Barriers these immigrant women faced were immense, but so too is their drive
Juggling family and school in an unfamiliar city, while learning about a new culture and dealing with financial hardships – these are the issues that many immigrant women face upon arrival.
Shatha Muhsen is no exception. But when she arrived in Surrey from Baghdad, Iraq, she had to overcome a few other challenges as well.
“My husband hurt his back and could not work for a while,” Muhsen recalls. “We had three kids I had to take care of and work part-time.”
Her resilience, determination and drive helped her make a meaningful transition.
In Iraq, Muhsen had a career in the construction industry, and she uses her talents to pursue an alternative career in Canada. After enrolling in English language classes and attending a local college, she graduated with a diploma in accounting.

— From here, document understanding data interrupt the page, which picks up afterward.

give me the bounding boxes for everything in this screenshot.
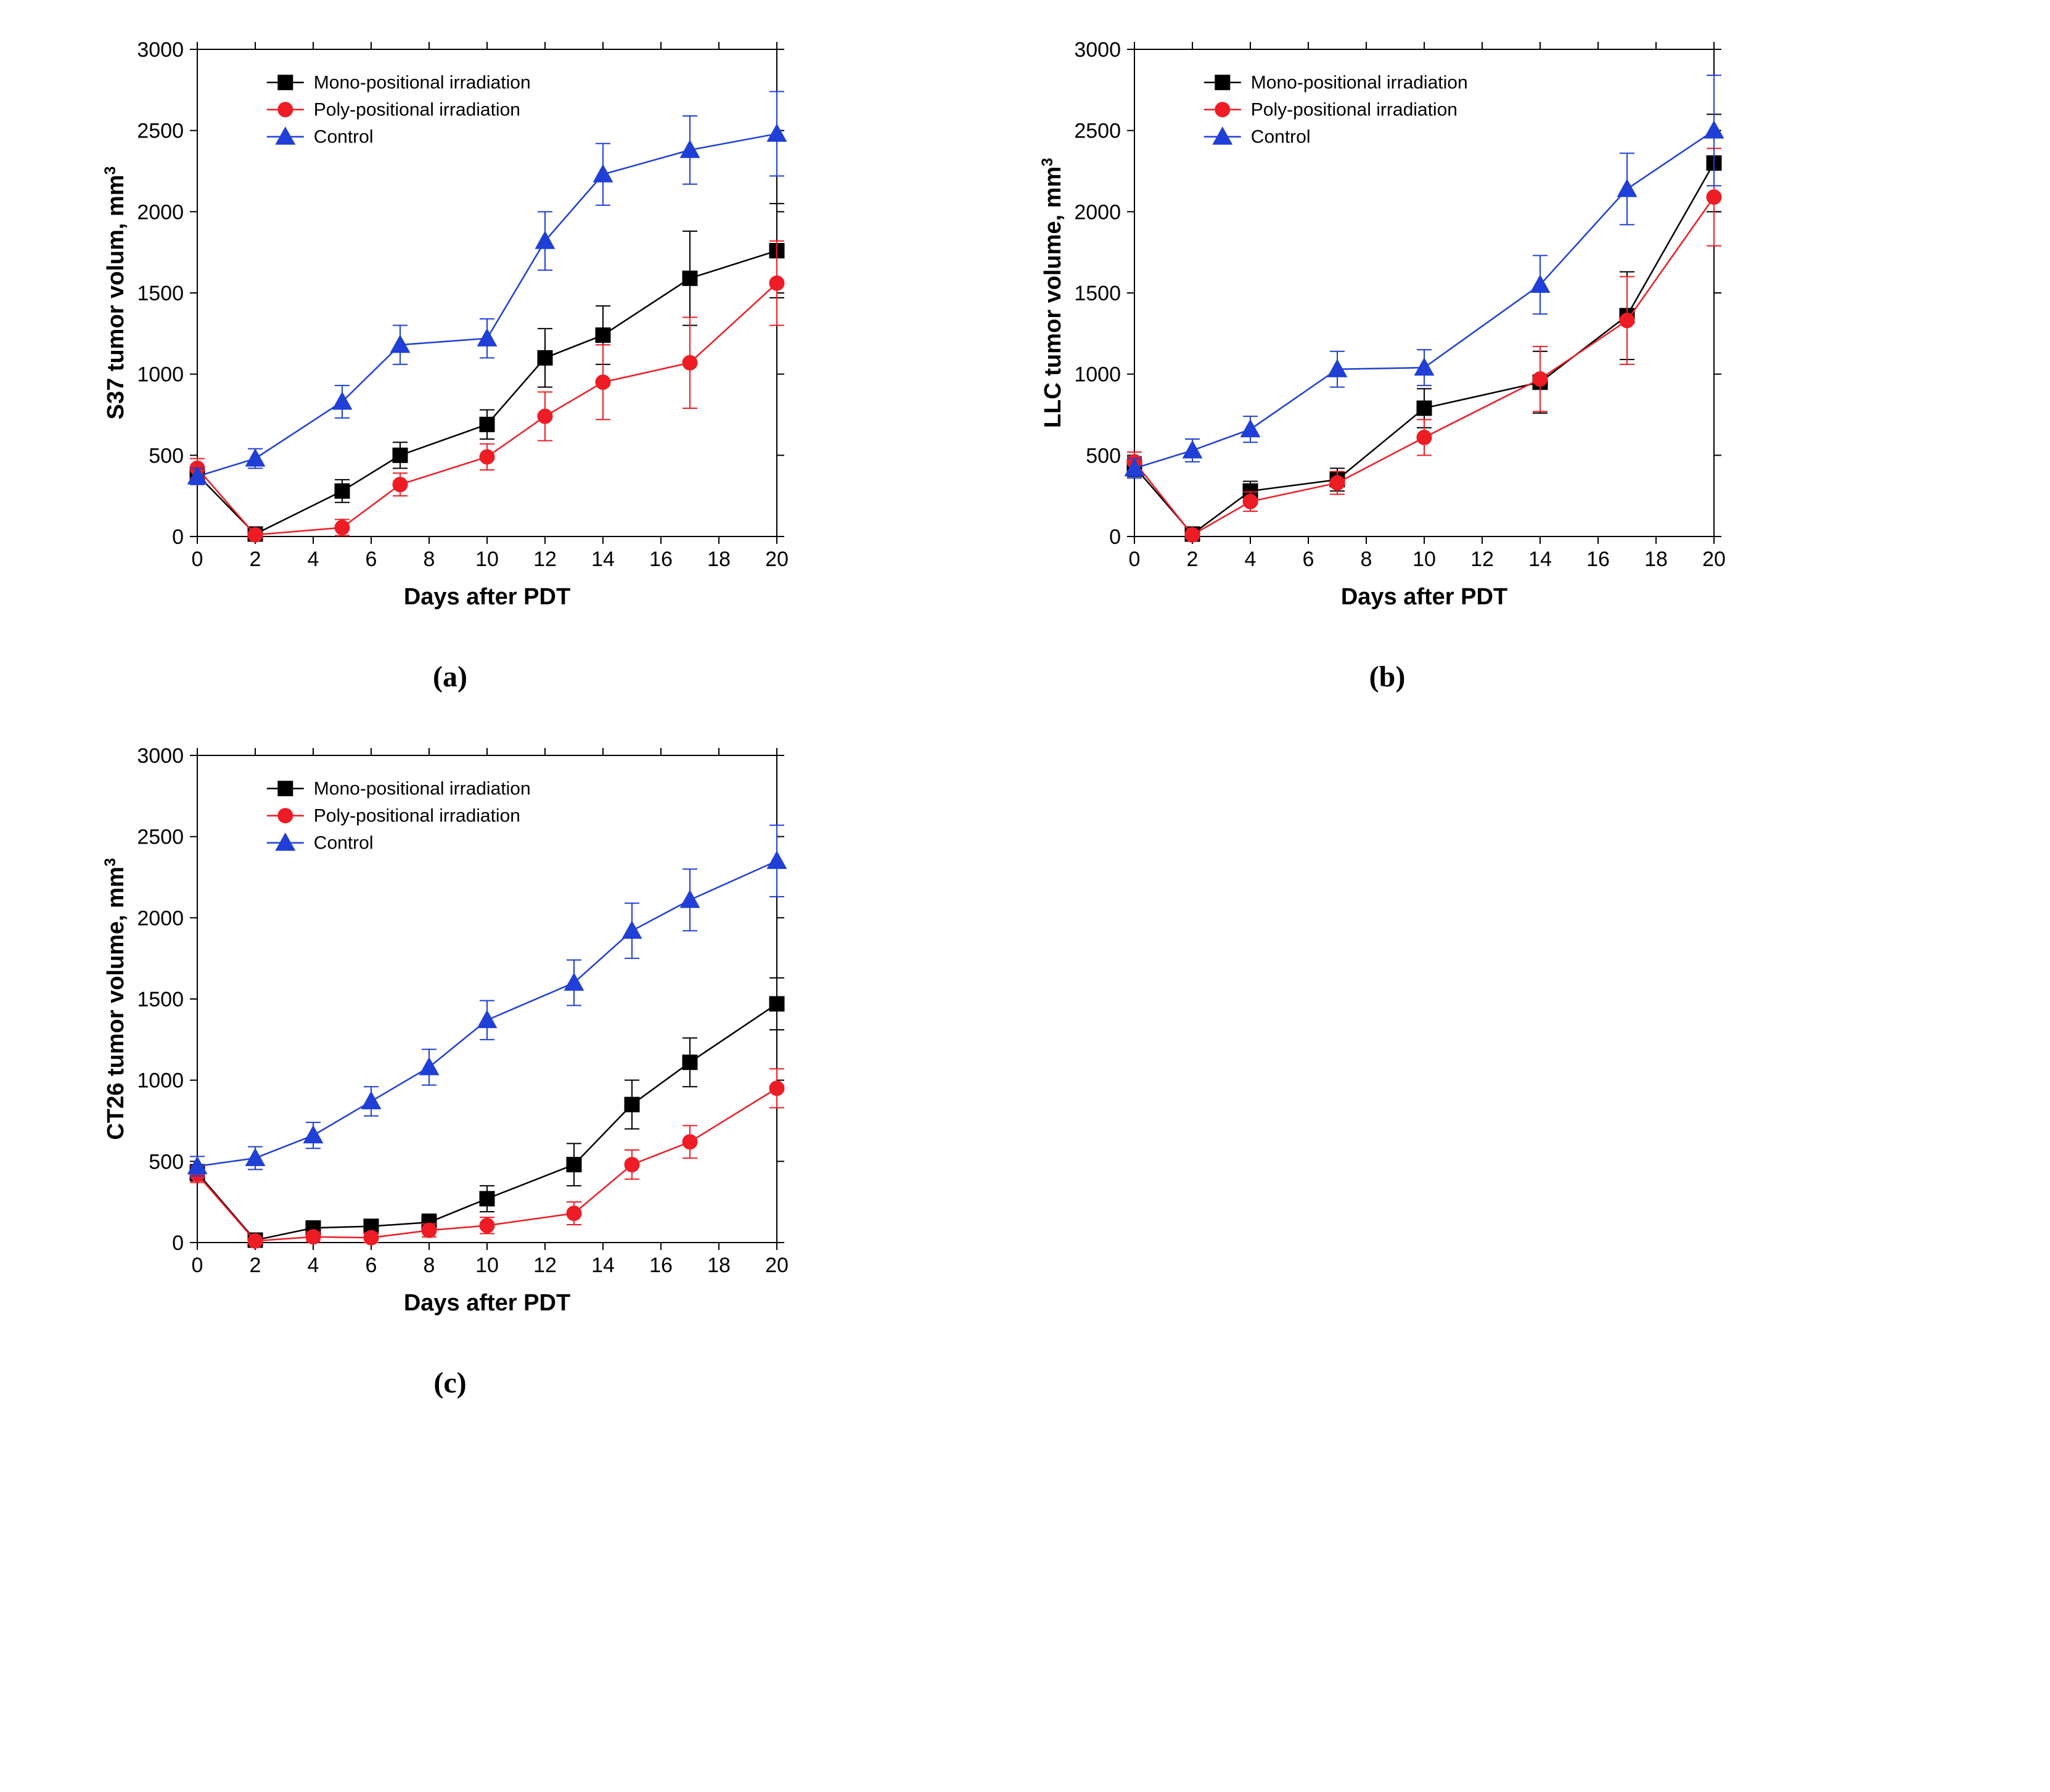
svg-text:8: 8 [424,548,435,571]
svg-text:4: 4 [308,548,319,571]
svg-text:Mono-positional irradiation: Mono-positional irradiation [1251,73,1468,93]
svg-text:2000: 2000 [1074,200,1121,224]
svg-text:18: 18 [707,548,731,571]
svg-text:20: 20 [765,548,789,571]
figure-grid: 0246810121416182005001000150020002500300… [25,25,1813,1400]
svg-text:2500: 2500 [137,826,184,849]
svg-text:Days after PDT: Days after PDT [404,584,570,610]
svg-text:2: 2 [250,548,261,571]
svg-text:16: 16 [649,548,673,571]
svg-text:10: 10 [1412,548,1436,571]
svg-text:0: 0 [192,548,203,571]
svg-text:2500: 2500 [137,120,184,143]
svg-text:2500: 2500 [1074,120,1121,143]
svg-text:10: 10 [475,1254,499,1277]
svg-text:3000: 3000 [137,38,184,62]
svg-text:14: 14 [1528,548,1552,571]
panel-a: 0 2 4 6 8 10 12 14 16 18 20 0 500 1000 1500 2000 2500 300… [25,25,875,694]
svg-text:1500: 1500 [137,282,184,305]
svg-text:Control: Control [314,833,374,853]
chart-a: 0 2 4 6 8 10 12 14 16 18 20 0 500 1000 1500 2000 2500 300… [80,25,820,641]
panel-label-a: (a) [433,660,467,694]
svg-text:8: 8 [1361,548,1372,571]
svg-text:1000: 1000 [137,1069,184,1093]
svg-text:14: 14 [591,548,615,571]
svg-text:Control: Control [1251,127,1311,147]
svg-text:16: 16 [649,1254,673,1277]
svg-text:3000: 3000 [1074,38,1121,62]
svg-text:2000: 2000 [137,200,184,224]
svg-text:Poly-positional irradiation: Poly-positional irradiation [314,100,520,120]
svg-text:18: 18 [1644,548,1668,571]
svg-text:4: 4 [1245,548,1257,571]
svg-text:8: 8 [424,1254,435,1277]
svg-text:10: 10 [475,548,499,571]
svg-text:500: 500 [1086,444,1121,467]
svg-text:2: 2 [250,1254,261,1277]
svg-text:6: 6 [366,548,377,571]
svg-text:14: 14 [591,1254,615,1277]
svg-text:3000: 3000 [137,744,184,768]
svg-text:6: 6 [1303,548,1314,571]
svg-text:12: 12 [533,1254,557,1277]
svg-text:Mono-positional irradiation: Mono-positional irradiation [314,73,531,93]
panel-b: 0 2 4 6 8 10 12 14 16 18 20 0 500 1000 1500 2000 2500 300… [962,25,1813,694]
panel-label-c: (c) [433,1366,466,1400]
panel-label-b: (b) [1369,660,1406,694]
svg-text:LLC tumor volume, mm3: LLC tumor volume, mm3 [1039,158,1067,428]
svg-text:S37 tumor volum, mm3: S37 tumor volum, mm3 [102,166,129,420]
svg-text:500: 500 [149,444,184,467]
svg-text:20: 20 [765,1254,789,1277]
svg-text:12: 12 [533,548,557,571]
panel-c: 0 2 4 6 8 10 12 14 16 18 20 0 500 1000 1500 2000 2500 300… [25,731,875,1400]
svg-text:CT26 tumor volume, mm3: CT26 tumor volume, mm3 [102,858,129,1140]
svg-text:18: 18 [707,1254,731,1277]
svg-text:20: 20 [1702,548,1726,571]
svg-text:0: 0 [1129,548,1141,571]
svg-text:1500: 1500 [1074,282,1121,305]
chart-c: 0 2 4 6 8 10 12 14 16 18 20 0 500 1000 1500 2000 2500 300… [80,731,820,1347]
svg-text:16: 16 [1586,548,1610,571]
svg-text:2: 2 [1187,548,1199,571]
chart-b: 0 2 4 6 8 10 12 14 16 18 20 0 500 1000 1500 2000 2500 300… [1017,25,1757,641]
svg-text:Days after PDT: Days after PDT [404,1290,570,1316]
svg-text:Days after PDT: Days after PDT [1341,584,1507,610]
svg-text:0: 0 [172,525,184,549]
svg-text:6: 6 [366,1254,377,1277]
svg-text:Poly-positional irradiation: Poly-positional irradiation [1251,100,1458,120]
svg-text:500: 500 [149,1150,184,1173]
svg-text:4: 4 [308,1254,319,1277]
svg-text:1500: 1500 [137,988,184,1011]
svg-text:2000: 2000 [137,906,184,930]
svg-text:Control: Control [314,127,374,147]
svg-text:Mono-positional irradiation: Mono-positional irradiation [314,779,531,799]
svg-text:1000: 1000 [1074,363,1121,387]
svg-text:0: 0 [1109,525,1121,549]
svg-text:12: 12 [1470,548,1494,571]
svg-text:0: 0 [172,1231,184,1255]
svg-text:Poly-positional irradiation: Poly-positional irradiation [314,806,520,826]
svg-text:0: 0 [192,1254,203,1277]
svg-text:1000: 1000 [137,363,184,387]
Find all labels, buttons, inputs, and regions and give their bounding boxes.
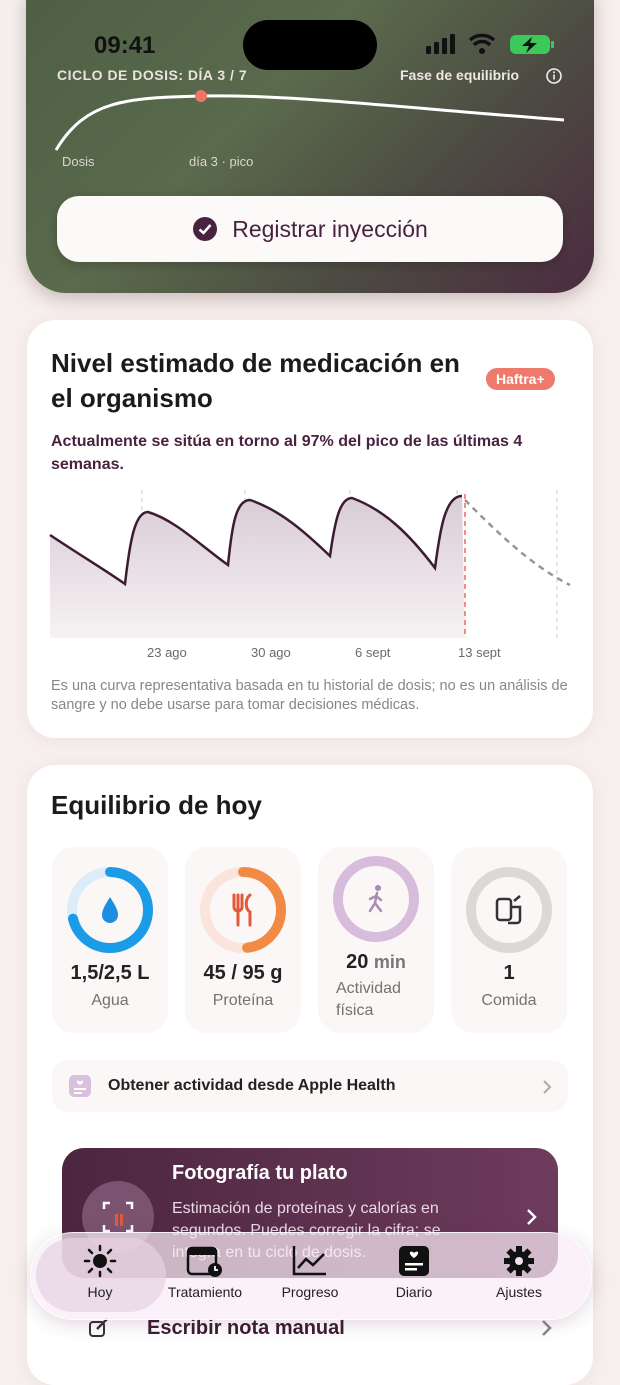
tab-diario[interactable]: Diario	[364, 1244, 464, 1300]
tile-label: Agua	[91, 992, 129, 1009]
tab-progreso[interactable]: Progreso	[260, 1244, 360, 1300]
projection-line	[464, 499, 571, 587]
health-icon	[69, 1075, 91, 1097]
check-icon	[193, 217, 218, 241]
page: Hoy { "status_bar": {"time": "09:41"}, "…	[26, 0, 594, 1385]
cycle-label: CICLO DE DOSIS: DÍA 3 / 7	[57, 67, 248, 83]
disclaimer: Es una curva representativa basada en tu…	[51, 678, 568, 713]
tile-value: 45 / 95 g	[203, 962, 283, 984]
level-area	[50, 496, 465, 638]
photo-title: Fotografía tu plato	[172, 1162, 348, 1184]
journal-icon	[399, 1246, 429, 1276]
calendar-icon	[186, 1246, 222, 1277]
chevron	[527, 1209, 537, 1225]
tab-label: Hoy	[87, 1284, 113, 1300]
manual-note-text: Escribir nota manual	[147, 1317, 345, 1339]
apple-health-row[interactable]: Obtener actividad desde Apple Health	[52, 1060, 568, 1112]
chevron	[542, 1320, 552, 1336]
date-label: 23 ago	[147, 645, 187, 660]
tab-label: Diario	[395, 1284, 433, 1300]
tile-value: 1,5/2,5 L	[70, 962, 150, 984]
activity-value: 20	[346, 951, 369, 973]
status-time: 09:41	[94, 32, 156, 59]
tab-ajustes[interactable]: Ajustes	[469, 1244, 569, 1300]
chart-icon	[292, 1246, 326, 1276]
tab-tratamiento[interactable]: Tratamiento	[155, 1244, 255, 1300]
screen: 09:41 CICLO DE DOSIS: DÍA 3 / 7 Fase de …	[26, 0, 594, 1385]
level-line	[49, 494, 463, 587]
phase-label: Fase de equilibrio	[400, 67, 520, 83]
sun-icon	[83, 1244, 117, 1278]
dynamic-island	[243, 20, 377, 70]
date-label: 13 sept	[458, 645, 501, 660]
tab-label: Ajustes	[496, 1284, 542, 1300]
register-injection-button[interactable]: Registrar inyección	[57, 196, 563, 262]
activity-tile[interactable]: 20 min Actividad física	[318, 847, 434, 1033]
protein-ring	[200, 867, 286, 953]
tab-label: Tratamiento	[167, 1284, 243, 1300]
note-icon	[89, 1318, 108, 1337]
tile-label: Proteína	[212, 992, 274, 1009]
medication-chart	[49, 490, 571, 638]
curve-line	[54, 94, 565, 151]
water-tile[interactable]: 1,5/2,5 L Agua	[52, 847, 168, 1033]
dose-curve	[54, 90, 565, 151]
chevron	[543, 1080, 552, 1094]
medication-title: Nivel estimado de medicación en el organ…	[51, 348, 460, 413]
curve-peak-label: día 3 · pico	[189, 154, 254, 169]
register-injection-text: Registrar inyección	[232, 215, 428, 242]
balance-title: Equilibrio de hoy	[51, 790, 262, 820]
info-icon[interactable]	[545, 67, 563, 85]
badge: Haftra+	[486, 368, 555, 390]
tile-label: Actividad física	[336, 980, 401, 1019]
tab-label: Progreso	[281, 1284, 339, 1300]
tile-value: 1	[503, 962, 515, 984]
curve-start-label: Dosis	[62, 154, 95, 169]
medication-summary: Actualmente se sitúa en torno al 97% del…	[51, 433, 523, 473]
manual-note-row[interactable]: Escribir nota manual	[52, 1308, 568, 1348]
meal-tile[interactable]: 1 Comida	[451, 847, 567, 1033]
peak-dot	[195, 90, 207, 102]
tile-label: Comida	[481, 992, 537, 1009]
activity-ring	[333, 856, 419, 942]
date-label: 6 sept	[355, 645, 391, 660]
gear-icon	[504, 1246, 534, 1276]
status-icons	[426, 33, 554, 54]
date-label: 30 ago	[251, 645, 291, 660]
meal-ring	[466, 867, 552, 953]
tile-value: 20 min	[318, 951, 434, 974]
tab-hoy[interactable]: Hoy	[50, 1244, 150, 1300]
water-ring	[67, 867, 153, 953]
activity-unit: min	[373, 952, 406, 972]
health-row-text: Obtener actividad desde Apple Health	[108, 1077, 396, 1094]
protein-tile[interactable]: 45 / 95 g Proteína	[185, 847, 301, 1033]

She now works as an administrative assistant at the Muslim Food Bank and Community Services (MFBCS) in Surrey. This role gives her the opportunity to support other newcomers by connecting them with employment, language and skills training opportunities, along with food hampers and healthcare supports.
“I love my work,” she says. “I love helping new immigrants go from zero to finding a career and success.”
Many of the people Muhsen helps every day are women, and for some of them the connection to the MFBCS has been life-changing.
This was the case for Maisa Azar, 41. She immigrated to Canada from Syria and had never worked outside of her home until she started volunteering for MFBCS. A year later, she was offered a paid job at MFBCS, and she accepted it in a heartbeat. Azar now juggles between her job and taking care of her five kids but has never felt more fulfilled.
“This job does not feel like a job because you know you are helping people,” Azar says.
According to Azim Dahya, who co-founded the MFBCS, employees like Azim and Muhsen bring value to organizations because of their self-determination and drive.
“Having employees from diverse backgrounds enables our organization to expand its network,” he says. All it takes is the right approach: “It’s about giving new immigrants the opportunity and the right training.”
Currently, MFBCS has seven women employees, and works with 200 active women volunteers.
These successes underscore the value of a talent pool that often goes untapped. These competent, organized and motivated individuals are sometimes overlooked by employers, especially when the only job they might have had is unpaid work inside their home. This is especially true for immigrant women.
“Organizations like the Muslim Food Bank are shifting this paradigm,” says Patrick MacKenzie, CEO of the Immigrant Employment Council of BC (IEC-BC). “They are offering immigrant women an opportunity to showcase their talents and contribute to society in new ways.”
“Without immigration, over a quarter million BC jobs will go unfilled by 2025,” he adds. “The smart employers are the ones who are bringing these talented people into the workforce.”
Both Muhsen and Azar could not agree more.